Они сели за огромный стол, на одном конце которого был накрыт холодный ужин на двоих. Стояло несколько бутылок вина с пестрыми иностранными этикетками и целый набор хрустальных рюмок. Петя хотел щегольнуть богатством сервировки. У прибора полковника лежали странно выглядевшие среди всего этого нож и вилка с потертыми черными деревянными черенками.
— Неужели до сих пор целы? — спросила жена, осторожно, двумя руками, как реликвию, взяв ножик и разглядывая его.
— Целы, — сказал он, — конечно. А вот видишь это? Помнишь?
И он показал на стоявшую среди хрусталя стеклянную водочную стопку с полустершимся золотым ободком.
— Помнишь?
— Помню.
— Ну, какого тебе налить, красного или белого?
— Не знаю, — сказала она, глядя на него. - Все равно. Как хочешь.
И пока он наливал ей какого-то вина, она продолжала смотреть на него, не отрывая глаз от его лица. Его рука с бутылкой задержалась в воздухе.

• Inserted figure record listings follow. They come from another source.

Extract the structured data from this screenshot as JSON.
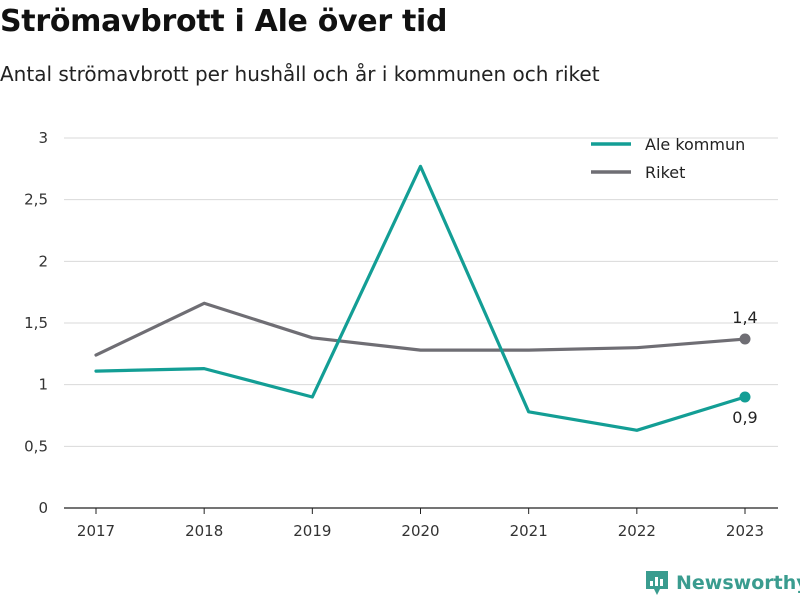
{
  "title": "Strömavbrott i Ale över tid",
  "subtitle": "Antal strömavbrott per hushåll och år i kommunen och riket",
  "brand": {
    "name": "Newsworthy",
    "icon": "newsworthy-logo-icon",
    "color": "#3a9c8f"
  },
  "chart_data": {
    "type": "line",
    "title": "Strömavbrott i Ale över tid",
    "subtitle": "Antal strömavbrott per hushåll och år i kommunen och riket",
    "xlabel": "",
    "ylabel": "",
    "x": [
      "2017",
      "2018",
      "2019",
      "2020",
      "2021",
      "2022",
      "2023"
    ],
    "ylim": [
      0,
      3
    ],
    "yticks": [
      0,
      0.5,
      1,
      1.5,
      2,
      2.5,
      3
    ],
    "ytick_labels": [
      "0",
      "0,5",
      "1",
      "1,5",
      "2",
      "2,5",
      "3"
    ],
    "grid": true,
    "legend_position": "top-right",
    "series": [
      {
        "name": "Ale kommun",
        "color": "#139e95",
        "values": [
          1.11,
          1.13,
          0.9,
          2.77,
          0.78,
          0.63,
          0.9
        ],
        "end_label": "0,9"
      },
      {
        "name": "Riket",
        "color": "#6f6e74",
        "values": [
          1.24,
          1.66,
          1.38,
          1.28,
          1.28,
          1.3,
          1.37
        ],
        "end_label": "1,4"
      }
    ]
  }
}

— Что, переменился? — спросил он.
— Не знаю, — сказала она тем же тоном, каким отвечала на его вопрос о том, налить ли ей красного или белого вина. — Я просто смотрю на тебя.
— Смотришь и что думаешь?
— Ничего не думаю, просто смотрю.
Она говорила правду. Она в самом деле ничего не думала в этот момент. Просто сейчас в эти секунды его лицо приближалось к ней через тысячи километров расстояния, через тысячу дней разлуки, с той ужасной, щемящей и сладостной скоростью, с какой приближается земля к садящемуся на нее самолету.
И когда это лицо приблизилось так, что исчезло между ними все пространство, приблизилось так, что она могла дотронуться до него рукой, она протянула руку и через стол, как слепая, провела пальцами по его лицу, раз и другой.
Да, это было оно, его лицо.
— Что ты? — спросил он.
— Ничего, — сказала она, еще раз провела пальцами по его лицу и продолжала смотреть на него, нащупывая другой рукой на столе рюмку.